The PARAFAC quantitative results (NDR and NR) and the ratio of NDR divided by NR (labeled NDR/NR) for the 26 most variable metabolites identified by PCA were calculated using PARAFAC on selected mass channels to determine the biological variability due to the cell growth conditions (Table 3). To save analysis time, only one of the replicate sample extracts for each culture was analyzed by PARAFAC. Thus, the average biological relative standard deviation, %RSD, for the R sample extracts was approximately 40% and for DR was 21%. The %RSD values are, on average, almost double those calculated above in the detailed precision study of four of the metabolites (Figure 7), likely due to using fewer of the sample extracts (and their replicates).
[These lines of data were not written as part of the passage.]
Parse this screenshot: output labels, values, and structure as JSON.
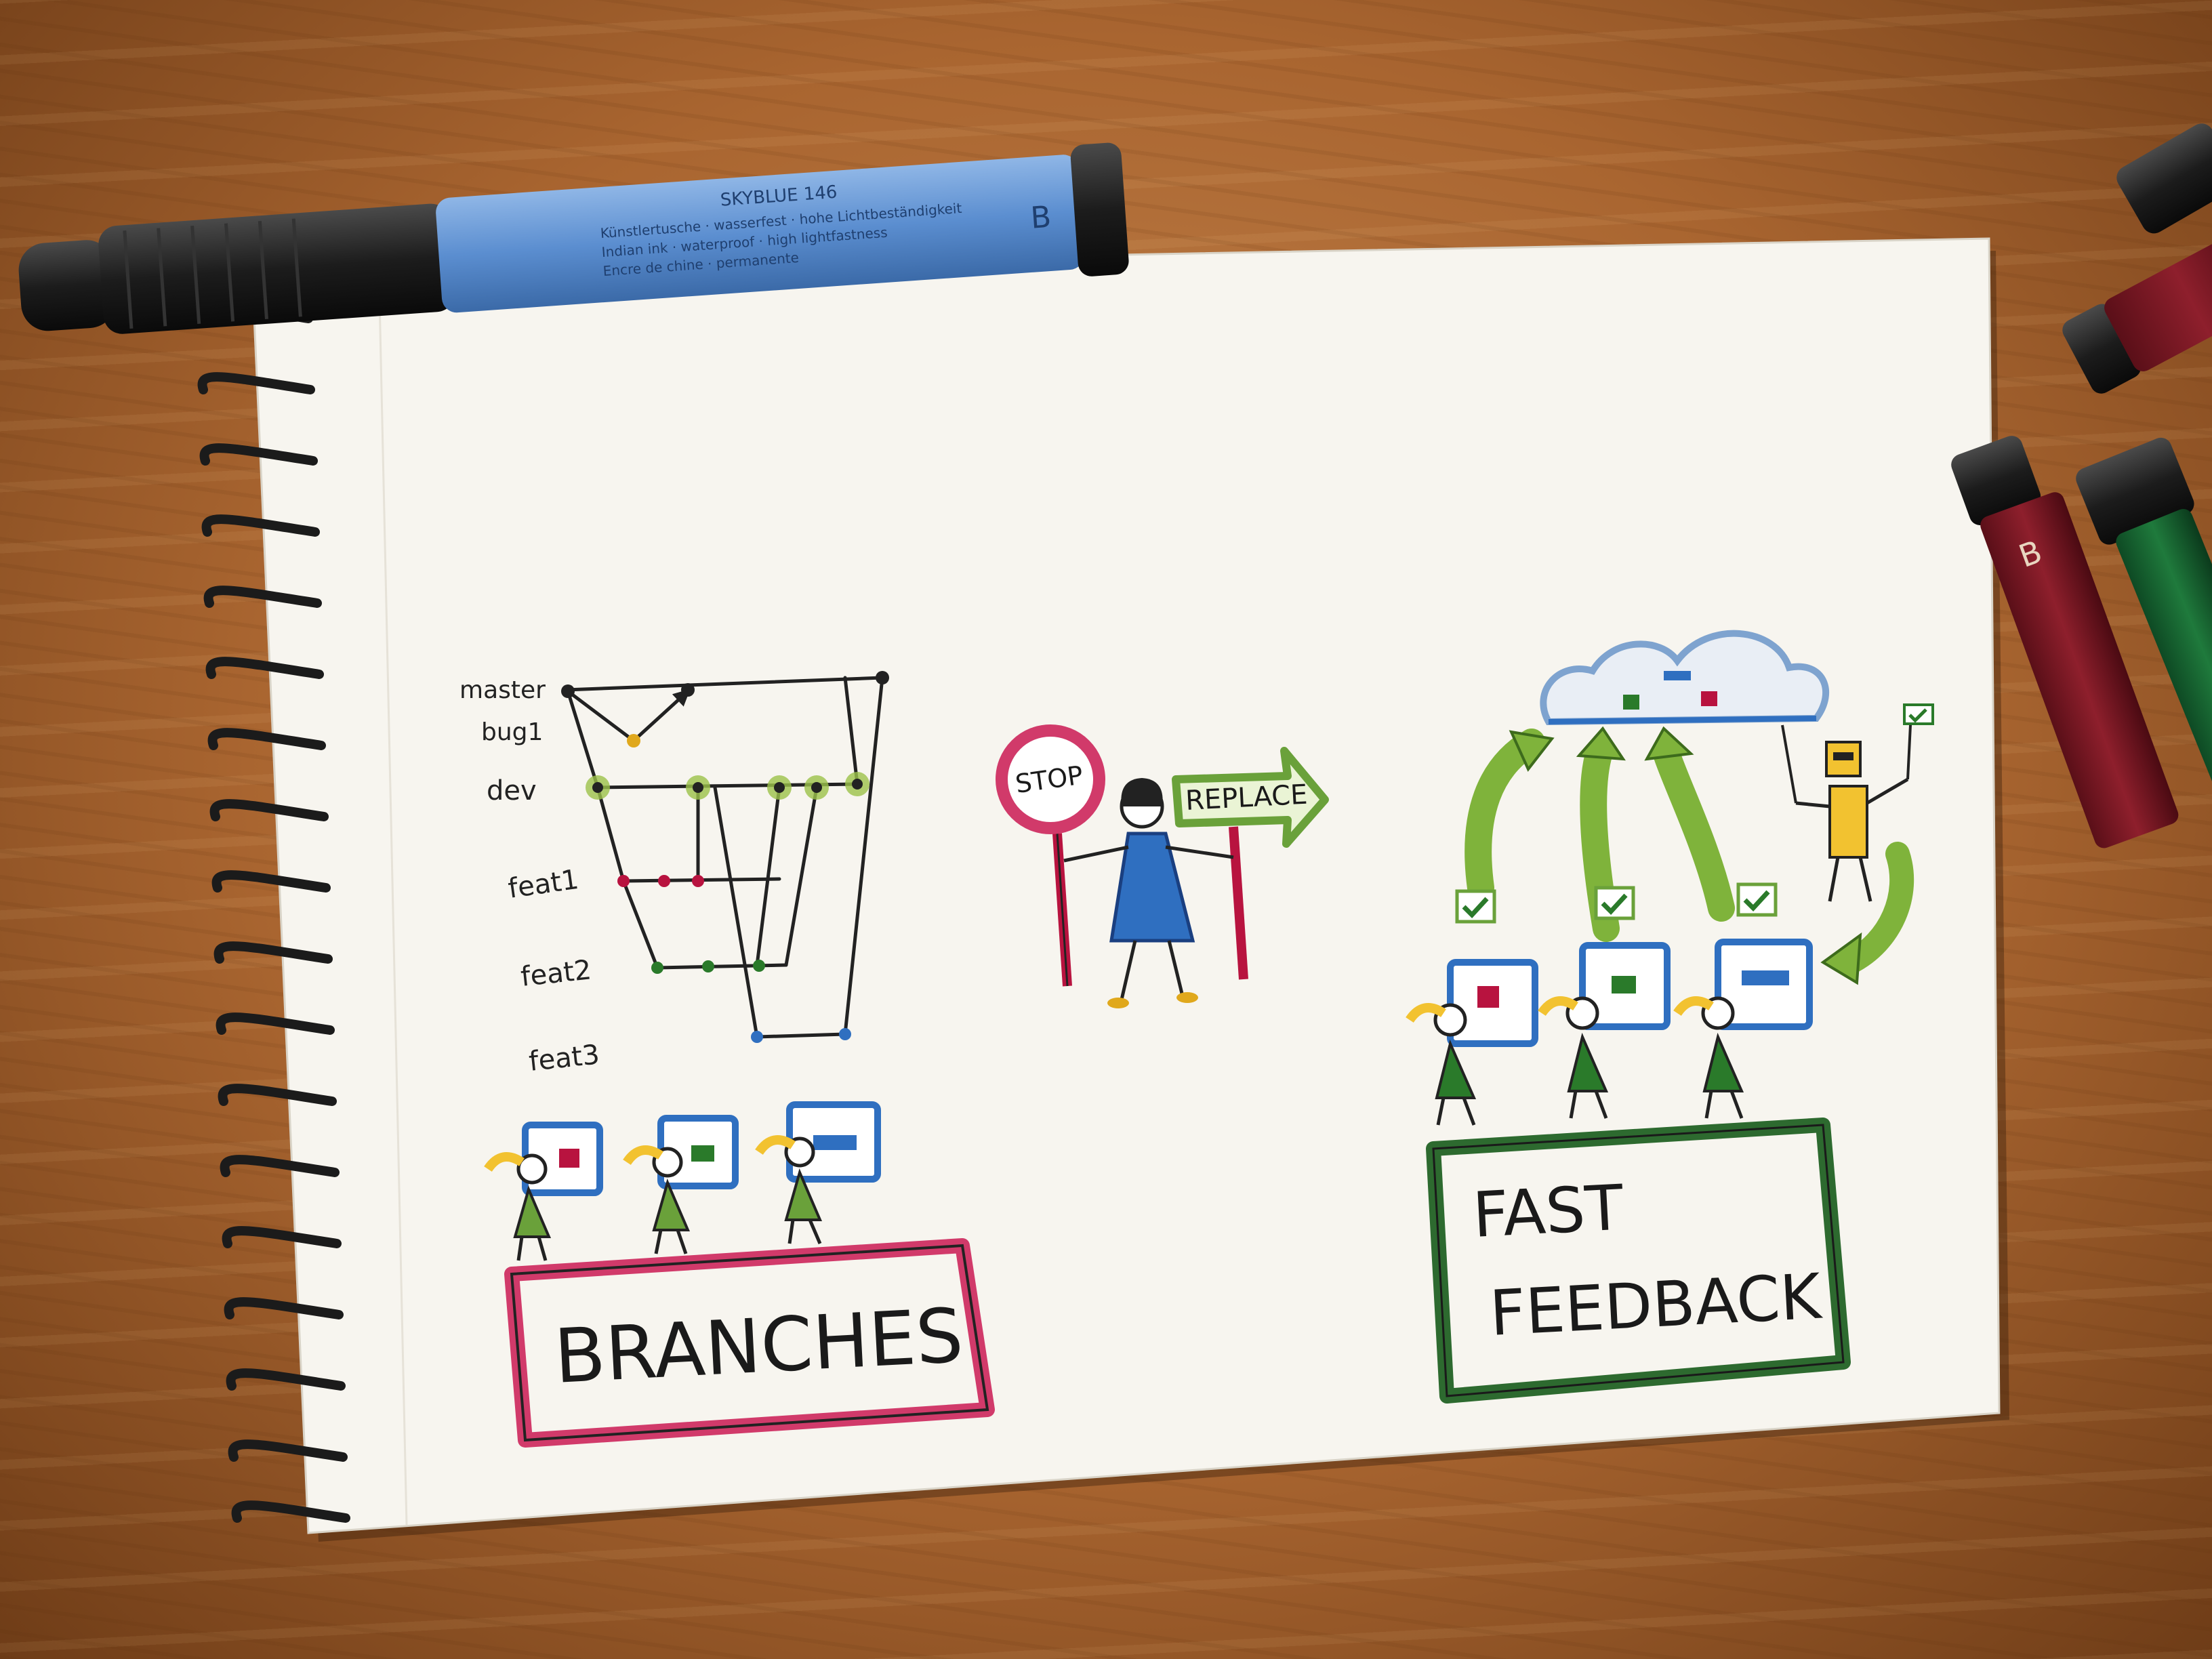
{
  "pen": {
    "brand_line": "SKYBLUE 146",
    "size_letter": "B",
    "label_line_1": "Künstlertusche · wasserfest · hohe Lichtbeständigkeit",
    "label_line_2": "Indian ink · waterproof · high lightfastness",
    "label_line_3": "Encre de chine · permanente"
  },
  "markers": {
    "size_letter": "B"
  },
  "branches_diagram": {
    "labels": [
      "master",
      "bug1",
      "dev",
      "feat1",
      "feat2",
      "feat3"
    ]
  },
  "stop_sign": {
    "text": "STOP"
  },
  "replace_arrow": {
    "text": "REPLACE"
  },
  "branches_box": {
    "title": "BRANCHES"
  },
  "fast_feedback_box": {
    "line_1": "FAST",
    "line_2": "FEEDBACK"
  },
  "colors": {
    "red_marker": "#b8133f",
    "green_marker": "#2d6a2f",
    "blue_ink": "#2f6fc0",
    "light_green": "#7fb33b",
    "yellow": "#f2c230",
    "paper": "#f7f5ef"
  },
  "icons": [
    "computer-icon",
    "person-icon",
    "cloud-icon",
    "robot-icon",
    "checkmark-icon",
    "arrow-icon"
  ]
}
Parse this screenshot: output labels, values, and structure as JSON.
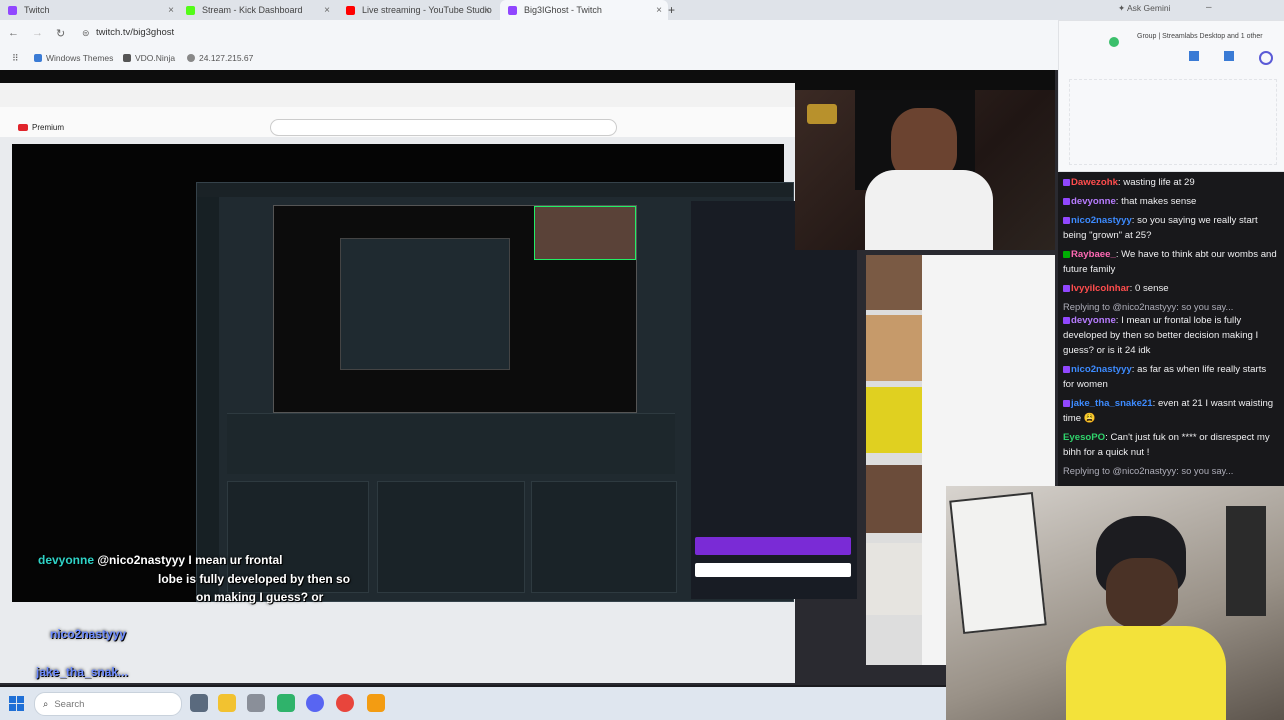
{
  "browser": {
    "tabs": [
      {
        "label": "Twitch",
        "color": "#9147ff"
      },
      {
        "label": "Stream - Kick Dashboard",
        "color": "#53fc18"
      },
      {
        "label": "Live streaming - YouTube Studio",
        "color": "#ff0000"
      },
      {
        "label": "Big3IGhost - Twitch",
        "color": "#9147ff"
      }
    ],
    "url": "twitch.tv/big3ghost",
    "bookmarks": [
      "Windows Themes",
      "VDO.Ninja",
      "24.127.215.67"
    ],
    "ask_gemini": "Ask Gemini"
  },
  "popup": {
    "label": "Group | Streamlabs Desktop and 1 other"
  },
  "inner_youtube": {
    "logo_text": "Premium"
  },
  "chat": [
    {
      "user": "Dawezohk",
      "color": "#ff4d4d",
      "badges": [
        "p"
      ],
      "text": "wasting life at 29"
    },
    {
      "user": "devyonne",
      "color": "#b77cff",
      "badges": [
        "p"
      ],
      "text": "that makes sense"
    },
    {
      "user": "nico2nastyyy",
      "color": "#3d8bff",
      "badges": [
        "p"
      ],
      "text": "so you saying we really start being \"grown\" at 25?"
    },
    {
      "user": "Raybaee_",
      "color": "#ff69b4",
      "badges": [
        "g"
      ],
      "text": "We have to think abt our wombs and future family"
    },
    {
      "user": "IvyyiIcolnhar",
      "color": "#ff4d4d",
      "badges": [
        "p"
      ],
      "text": "0 sense"
    },
    {
      "reply": "Replying to @nico2nastyyy: so you say..."
    },
    {
      "user": "devyonne",
      "color": "#b77cff",
      "badges": [
        "p"
      ],
      "text": "I mean ur frontal lobe is fully developed by then so better decision making I guess? or is it 24 idk"
    },
    {
      "user": "nico2nastyyy",
      "color": "#3d8bff",
      "badges": [
        "p"
      ],
      "text": "as far as when life really starts for women"
    },
    {
      "user": "jake_tha_snake21",
      "color": "#3d8bff",
      "badges": [
        "p"
      ],
      "text": "even at 21 I wasnt waisting time 😩"
    },
    {
      "user": "EyesoPO",
      "color": "#2fd36b",
      "badges": [],
      "text": "Can't just fuk on **** or disrespect my bihh for a quick nut !"
    },
    {
      "reply": "Replying to @nico2nastyyy: so you say..."
    }
  ],
  "captions": {
    "line1_user": "devyonne",
    "line1_text": "@nico2nastyyy I mean ur frontal",
    "line2_text": "lobe is fully developed by then so",
    "line3_text": "on making I guess? or",
    "line4_user": "nico2nastyyy",
    "line5_user": "jake_tha_snak..."
  },
  "taskbar": {
    "search_placeholder": "Search"
  }
}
For these 26 differentiating metabolites the %RSD’s obtained did not hinder the class separation, and the use of fewer replicates was justified. One third of the identified metabolites were detected only in the R sample extracts. These values for biological variability are similar to previous studies of plant metabolites analyzed using GC/MS.21 When numerically defined (neither zero nor infinite), the NDR/NR concentration ratio for the 26 components listed in Table 3 ranged from 0.02 for glucose to 67 for trehalose. All analytes that were located and quantified in both classes of samples were not overloaded, so the quantification was accurate in this regard. Metabolites of lower concentration and exhibiting smaller differences between the R and DR sample extracts were identified in the more selective 205 and 387 mass channels. The results suggest that the use of selective mass channels can facilitate the identification and quantitation of the less abundant metabolites, giving impetus for future study.

Table 3.

Quantification of highest loaded derivatized metabolites discovered in figures 2 and 3. The relative concentrations (NR and NDR) are the average of the peak volumes in one sample extract from cultures A, B and C for both the repressed (R) and (DR) cells. These N values were calculated using the mass channels given in table 2.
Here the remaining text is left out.